<News Analysis> Positive Profit Alert

  • Net profit to nearly quadruple in FY21, broadly in line with market expectations
  • Strong performance across segments, benefiting from high oil prices and product demand recovery
  • Reiterate BUY; TP HK$4.40
  • Petrochina has outperformed Chinese peers last year; Prefer laggard – CNOOC as oil proxy

Petrochina issued a positive profit alert to guide for a  stellar FY21. Net profit is expected to almost quadruple, rising 374% to 395%, to Rmb 85-95bn, meeting the lower end of market consensus range. This will mark the best annual performance since 2014, which company generated Rmb107bn net profit on the back of c.US$100/bbl oil prices. 

E&P earnings was driven by oil price rebound of ~70% y-o-y to average US$71/bbl in 2021. Refining & Chemicals and Marketing segments also staged strong turnaround from losses in FY20 as demand recovering from COVID hit.

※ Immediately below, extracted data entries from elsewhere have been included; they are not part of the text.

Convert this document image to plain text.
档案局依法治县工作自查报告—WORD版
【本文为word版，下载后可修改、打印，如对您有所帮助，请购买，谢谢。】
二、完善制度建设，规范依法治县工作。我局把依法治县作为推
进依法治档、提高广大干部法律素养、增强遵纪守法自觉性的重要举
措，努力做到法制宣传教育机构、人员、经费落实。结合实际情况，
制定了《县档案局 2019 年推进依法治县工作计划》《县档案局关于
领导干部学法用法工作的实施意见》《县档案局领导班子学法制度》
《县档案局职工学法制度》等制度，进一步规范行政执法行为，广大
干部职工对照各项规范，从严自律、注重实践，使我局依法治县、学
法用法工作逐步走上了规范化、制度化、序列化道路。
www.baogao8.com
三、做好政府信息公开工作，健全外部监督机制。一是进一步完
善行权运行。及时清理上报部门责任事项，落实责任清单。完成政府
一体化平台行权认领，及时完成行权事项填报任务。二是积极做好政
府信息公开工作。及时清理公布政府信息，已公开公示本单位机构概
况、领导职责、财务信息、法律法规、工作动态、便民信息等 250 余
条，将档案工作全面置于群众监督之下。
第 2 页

In addition, Petrochina continued to optimized operating efficiency and enhance profitability. 

Looking into FY22, market expects earnings to dip slightly as Refining & Chemicals profitability moderates from high base in FY21. E&P segment should remain firm as oil prices continue to stay high. We forecast oil prices to average US$75-80/bbl in 2022 and US$85-90/bbl in 2023. 

Petrochina’s share price has risen over 50% last year on higher oil prices and better than expected earnings delivery that boosted confidence. Valuation remains undemanding at 0.5x PB and 7.7x PE against 7% ROE and 6-7% dividend yield. Though, we believe pure upstream proxy CNOOC offers better value at current level, trading attractively at only 0.6x PB and 4x PE despite more superior 15% ROE and 10% dividend yield.